Models and backends

What LLM does Dhamaka use?

Short answer: Dhamaka tries not to use an LLM unless it has to. Most demo fast paths are rules, regexes, fuzzy matching, or structural formula rewrites. When a model is needed, the runtime picks the best local backend available.

Fast path

No LLM

Address autofill, smart paste, many spellcheck cases, and common formula edits often resolve locally without model inference.

Fallback path

Local model

If rules are uncertain, Dhamaka can use a resident browser model, a Transformers.js model, the WASM runtime, or a test mock.

Runtime priority

Auto selection in the code today.

The runtime factory prefers browser-native local inference first, then cross-browser Transformers.js, then Dhamaka's Rust WASM runtime, then MockEngine for Node and tests.

1. window.ai

Chrome Prompt API resident model, often described as Gemini Nano class. Used when the browser exposes window.ai.languageModel.

fastest local path

2. Transformers.js

Lazy-loaded Hugging Face Transformers.js runtime for real cross-browser model inference in the tab.

primary fallback

3. Rust WASM

The compiled dhamaka-runtime.wasm path is tested and wired in, but it is a v2 target until real weights, quantization, and SIMD are production-ready.

v2 target

4. MockEngine

Deterministic local stand-in used by Node, tests, SSR, and development flows that should not download a model.

test only

Default model choices

Different tasks want different models.

Text generation

HuggingFaceTB/SmolLM2-135M-Instruct is the Transformers.js default for generic completion and chat-like output.

small instruct LLM

Text-to-text

Xenova/LaMini-Flan-T5-248M is the default for instruction-following transform work.

rewrite/explain

Fill-mask

Xenova/distilbert-base-uncased is the default masked language model for contextual spellcheck.

spellcheck

Embeddings

Xenova/all-MiniLM-L6-v2 is the default feature-extraction model for semantic search and fuzzy matching work.

search/RAG

Dhamaka Micro

The hub manifest names dhamaka-micro, based on HuggingFaceTB/SmolLM2-360M-Instruct, as the default packaged model target.

WASM/hub target

What can be used

Any model that fits the local contract.

Dhamaka's engine contract is intentionally small: completion, streaming, masked-token prediction, or embeddings.

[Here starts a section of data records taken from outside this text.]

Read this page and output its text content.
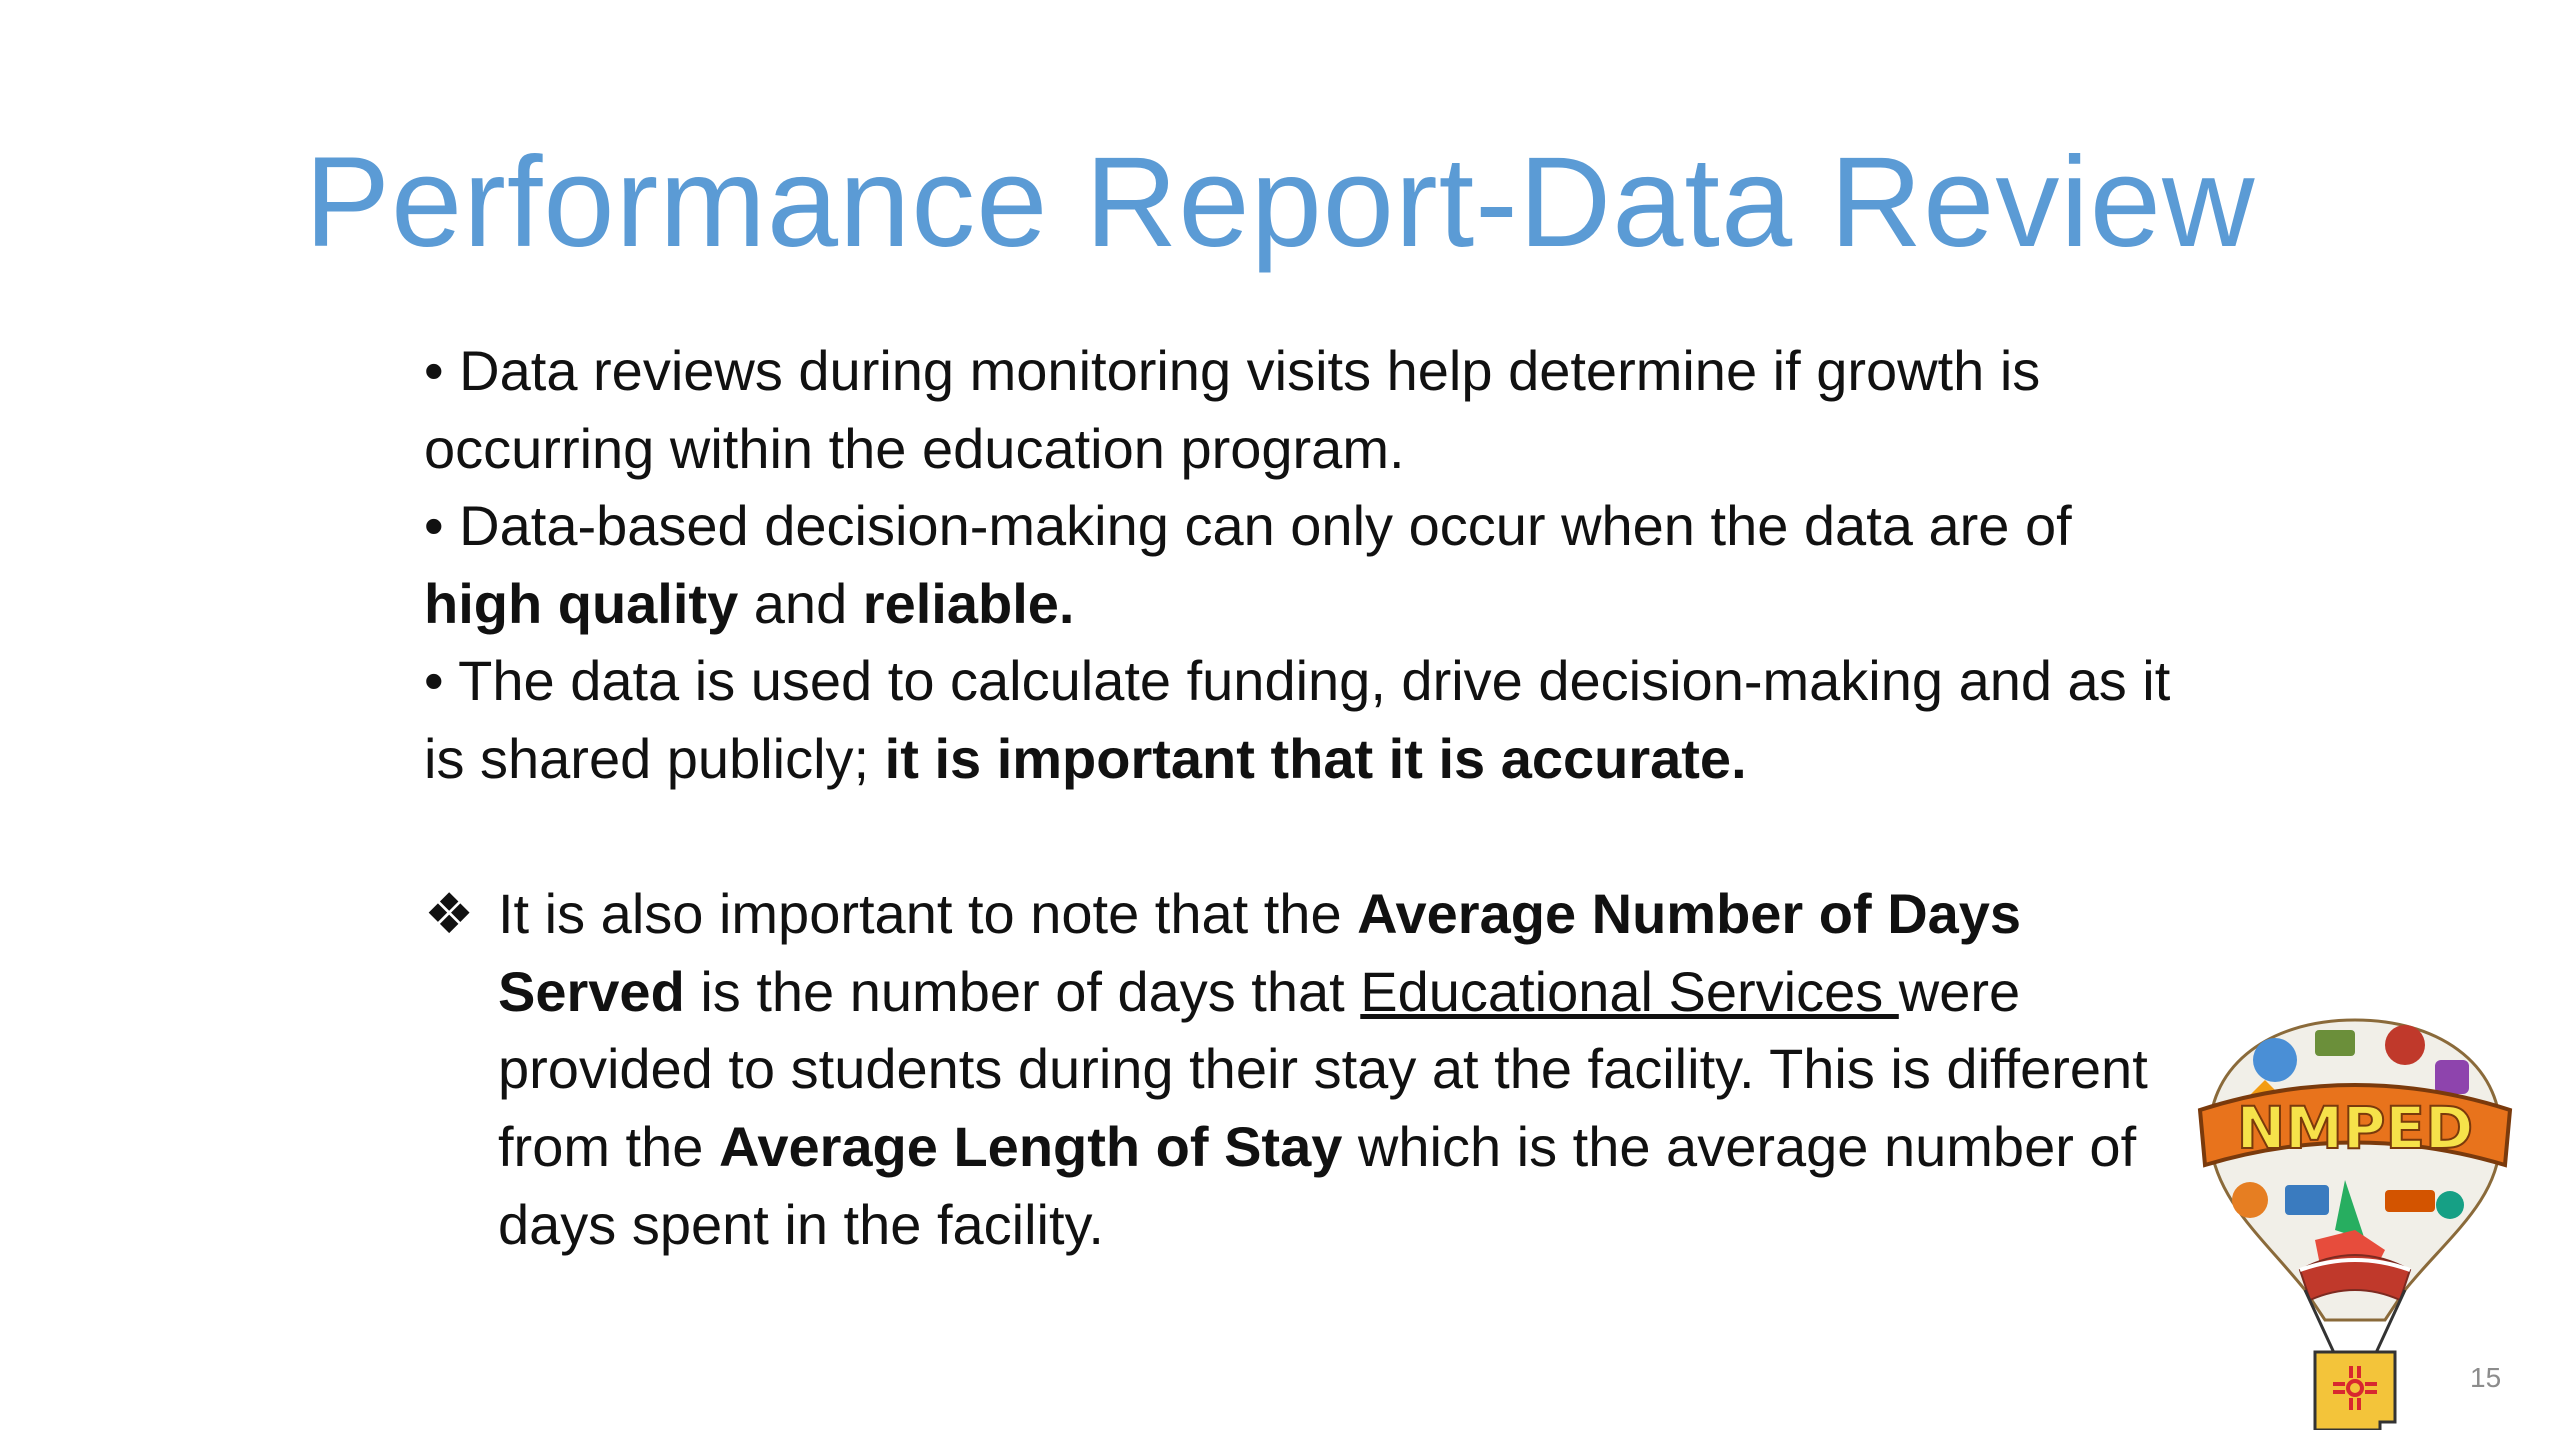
Performance Report-Data Review

• Data reviews during monitoring visits help determine if growth is occurring within the education program.

• Data-based decision-making can only occur when the data are of high quality and reliable.

• The data is used to calculate funding, drive decision-making and as it is shared publicly; it is important that it is accurate.

❖ It is also important to note that the Average Number of Days Served is the number of days that Educational Services were provided to students during their stay at the facility. This is different from the Average Length of Stay which is the average number of days spent in the facility.

NMPED
15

That means models can be swapped by task as long as they run locally in the browser runtime or are wrapped by a compatible adapter.

Good local candidates

Small instruct LLMs: SmolLM2, Qwen small models, Phi mini-class models, Gemma small models.
Masked LMs: BERT, DistilBERT, RoBERTa-style models.
Embeddings: MiniLM, E5, GTE-small style models.
Text-to-text: Flan-T5 and LaMini-style models.

What matters most

Runs in Transformers.js, window.ai, or a Dhamaka engine adapter.
Small enough for first-visit download and browser memory.
Quantized for WASM/WebGPU when possible.
Good enough on the specific task, not just good on chat.

Configuration

Force a Transformers.js model when you need to.

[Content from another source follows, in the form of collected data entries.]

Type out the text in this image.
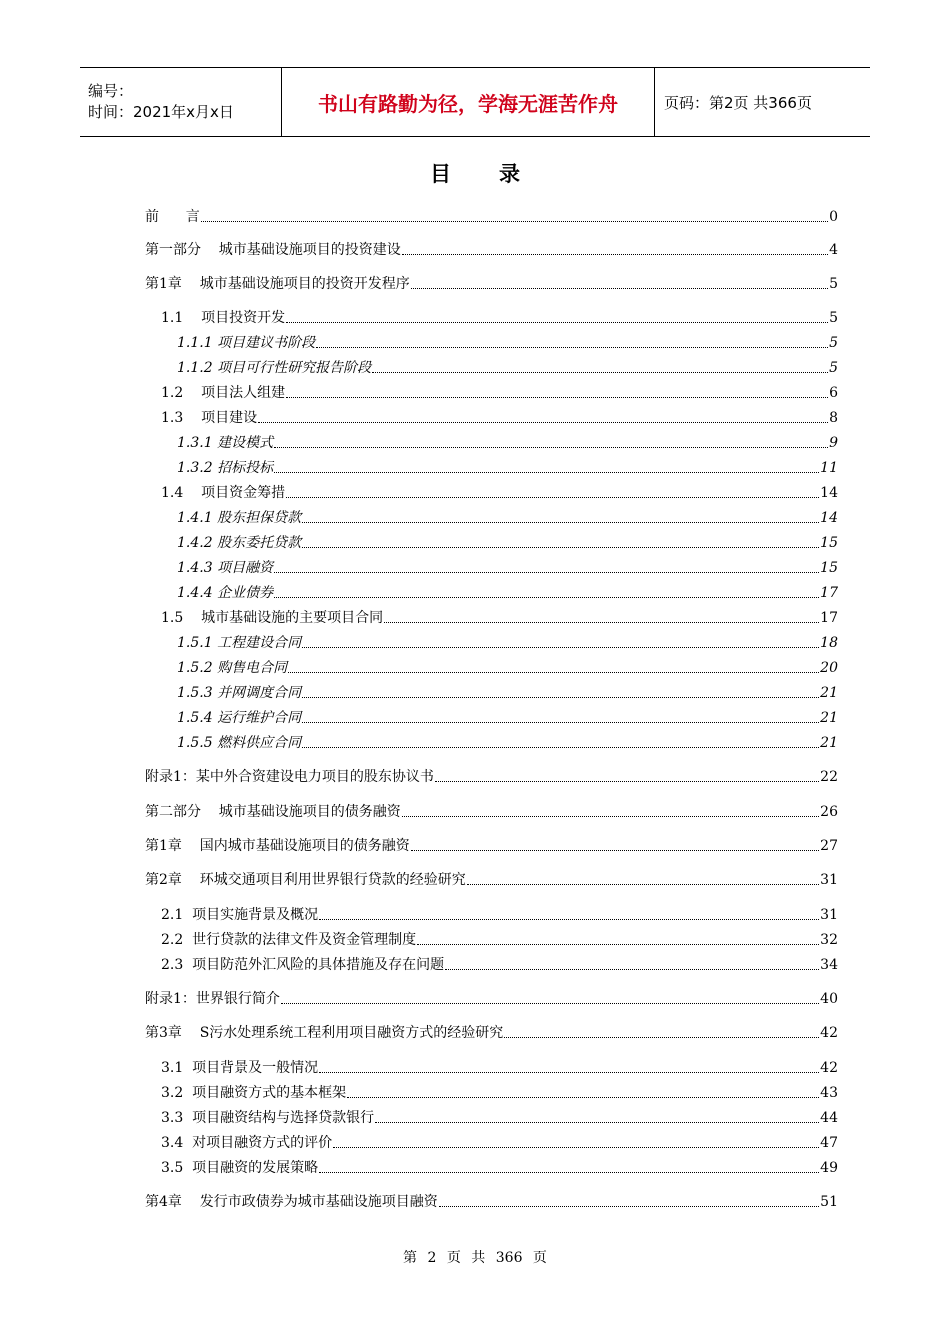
编号：
时间：2021年x月x日	书山有路勤为径，学海无涯苦作舟	页码：第2页 共366页
目录
前      言	0
第一部分    城市基础设施项目的投资建设	4
第1章    城市基础设施项目的投资开发程序	5
1.1    项目投资开发	5
1.1.1 项目建议书阶段	5
1.1.2 项目可行性研究报告阶段	5
1.2    项目法人组建	6
1.3    项目建设	8
1.3.1 建设模式	9
1.3.2 招标投标	11
1.4    项目资金筹措	14
1.4.1 股东担保贷款	14
1.4.2 股东委托贷款	15
1.4.3 项目融资	15
1.4.4 企业债券	17
1.5    城市基础设施的主要项目合同	17
1.5.1 工程建设合同	18
1.5.2 购售电合同	20
1.5.3 并网调度合同	21
1.5.4 运行维护合同	21
1.5.5 燃料供应合同	21
附录1：某中外合资建设电力项目的股东协议书	22
第二部分    城市基础设施项目的债务融资	26
第1章    国内城市基础设施项目的债务融资	27
第2章    环城交通项目利用世界银行贷款的经验研究	31
2.1  项目实施背景及概况	31
2.2  世行贷款的法律文件及资金管理制度	32
2.3  项目防范外汇风险的具体措施及存在问题	34
附录1：世界银行简介	40
第3章    S污水处理系统工程利用项目融资方式的经验研究	42
3.1  项目背景及一般情况	42
3.2  项目融资方式的基本框架	43
3.3  项目融资结构与选择贷款银行	44
3.4  对项目融资方式的评价	47
3.5  项目融资的发展策略	49
第4章    发行市政债券为城市基础设施项目融资	51
第 2 页 共 366 页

Most users let backend: "auto" choose. Advanced users can force a task and Hugging Face model id through the runtime factory.

runtime.js advanced

import { createEngine } from "@dhamaka/runtime";

const engine = createEngine({
  backend: "transformers",
  task: "text-generation",
  model: "HuggingFaceTB/SmolLM2-135M-Instruct",
});

await engine.load();
const answer = await engine.complete("Rewrite this sentence.");

Cloud models

OpenAI, Claude, Gemini API, and others are possible, but not the default.

Dhamaka's thesis is local-first: no server call, no per-token cost, and no user data leaving the tab. A product can still write a custom Engine adapter for a cloud LLM, but that changes the privacy and cost model and should be a conscious product choice.